4. Esperienze personali
Infine, un quarto fattore esplicativo si trova nelle precedenti esperienze di vita. Il fatto di aver assistito a come qualcuno ha subito gli effetti avversi di un farmaco o di aver costruito l'anticipazione che sta per subire verificarsi dopo aver acquisito una conoscenza imprecisa su come funzionano nel corpo, è un fattore di rischio associato apprendimento. Tutto questo può essere accentuato nell'ipotesi che il modello vicario originario, da cui si articolava l'attesa, era qualcuno a cui siamo uniti da un legame affettivo.
Anche le esperienze avverse rispetto al sistema sanitario, nel suo insieme, accelerano l'effetto nocebo (poiché modellano la convinzione che questi professionisti siano incompetenti o che usino giudizi non valido). Nel caso in cui il trattamento sia effettuato durante un'effrazione, contro l'esplicita volontà della persona alla quale è somministrato, il problema si aggrava anche in modo notevole. Quest'ultima modalità è attualmente oggetto di intense controversie, e dovrebbe essere applicata solo nel caso in cui si sospetti un potenziale rischio per la persona o per terzi.
Come può essere affrontato?
Per evitare la comparsa dell'effetto nocebo indesiderato, è essenziale influenzare le variabili suscettibili questo, come le aspettative della persona riguardo al farmaco o l'interazione che si verifica nello spazio di terapia. Una delle raccomandazioni generali è quella di fornire informazioni adeguate e farlo in modo realistico, sottolineando il più vicino equilibrio possibile di benefici e danni che tutti i farmaci Avere. Ciò è rilevante in tutti i contesti di intervento, ma a maggior ragione in quelli particolarmente critici nei confronti del aspettative che li accompagnano (ad esempio la chemioterapia, dove ci sono molte idee preconcette sulla loro effetti).
È importante offrire informazioni nel modo più diretto e veritiero possibile, promuovere che la persona possa partecipare attivamente al trattamento che riceverà, e che l'incertezza al riguardo sia minimizzata il più possibile. In questo modo è possibile che il soggetto collabori attivamente al proprio processo di guarigione o miglioramento e viene stimolato un legame terapeutico di qualità. Questa forma di relazione ha dimostrato di ridurre il rischio dell'effetto nocebo e rappresenta anche il modo per aumentare la soddisfazione della persona per le cure ricevute.
In breve, l'obiettivo del professionista dovrebbe concentrarsi sulla contestualizzazione dei benefici e degli aspetti secondari del composto da utilizzare, nella rilevazione e correzione di idee preconcette errate, nella ricerca di una fattiva collaborazione durante la processo decisionale, nell'adeguamento adeguato delle aspettative e nella costruzione di un contatto umano con la persona che accoglie di attenzione. Tutto ciò contribuirà alla riduzione dell'effetto nocebo e ad un proporzionale aumento dell'aderenza terapeutica.
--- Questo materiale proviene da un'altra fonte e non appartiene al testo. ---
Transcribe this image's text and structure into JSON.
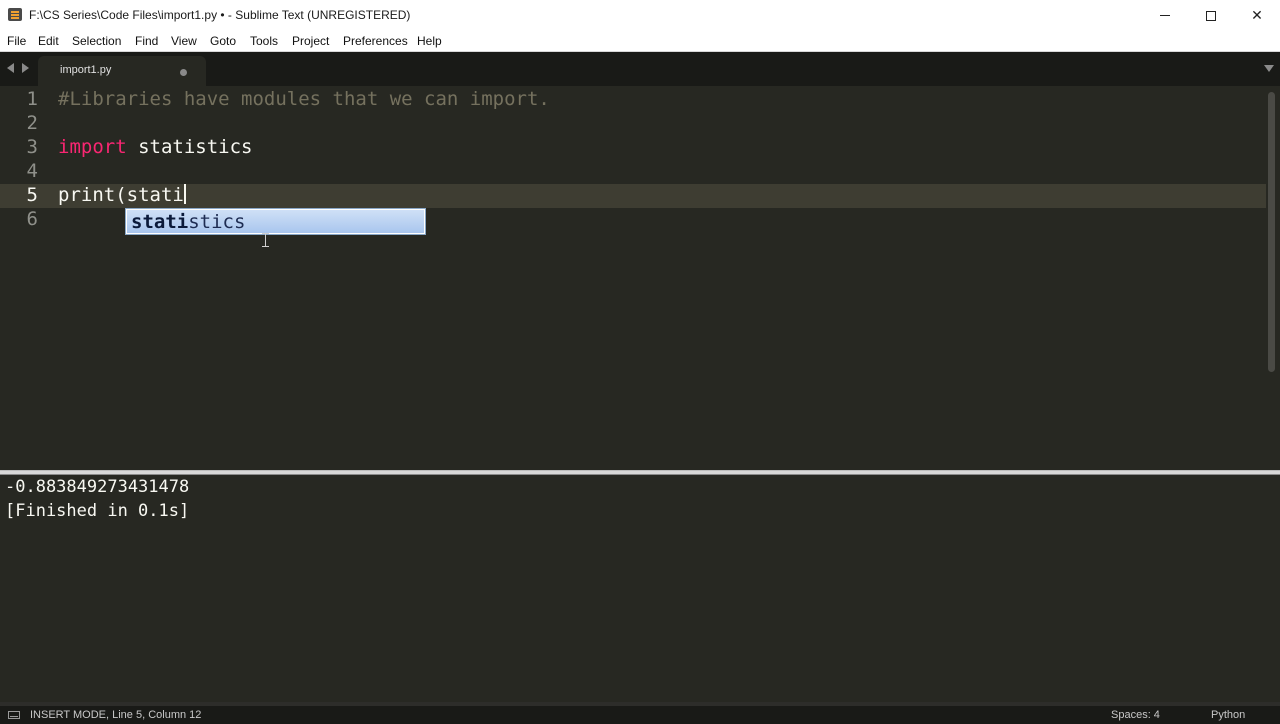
{
  "window": {
    "title": "F:\\CS Series\\Code Files\\import1.py • - Sublime Text (UNREGISTERED)",
    "close_glyph": "✕"
  },
  "menu": [
    {
      "label": "File"
    },
    {
      "label": "Edit"
    },
    {
      "label": "Selection"
    },
    {
      "label": "Find"
    },
    {
      "label": "View"
    },
    {
      "label": "Goto"
    },
    {
      "label": "Tools"
    },
    {
      "label": "Project"
    },
    {
      "label": "Preferences"
    },
    {
      "label": "Help"
    }
  ],
  "tab": {
    "label": "import1.py",
    "dirty": true
  },
  "editor": {
    "current_line": 5,
    "line_numbers": [
      "1",
      "2",
      "3",
      "4",
      "5",
      "6"
    ],
    "lines": {
      "comment": "#Libraries have modules that we can import.",
      "import_keyword": "import",
      "import_module": " statistics",
      "print_call": "print",
      "print_args": "(stati"
    },
    "colors": {
      "background": "#272822",
      "keyword": "#f92672",
      "comment": "#75715e",
      "text": "#f8f8f2"
    }
  },
  "autocomplete": {
    "typed": "stati",
    "rest": "stics"
  },
  "output": {
    "lines": [
      "-0.883849273431478",
      "[Finished in 0.1s]"
    ]
  },
  "status": {
    "mode": "INSERT MODE, Line 5, Column 12",
    "spaces": "Spaces: 4",
    "syntax": "Python"
  }
}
Riferimenti bibliografici:
- Data-Franco, J. e Berke, M. (2012). L'effetto nocebo: una guida per i medici. Rivista australiana e neozelandese di psichiatria, 47(7), 103-118
- Kong, J. e Benedetti, F. (2014). Effetti placebo e nocebo: un'introduzione ai meccanismi psicologici e biologici. Manuale di farmacologia sperimentale, 225, 3-15.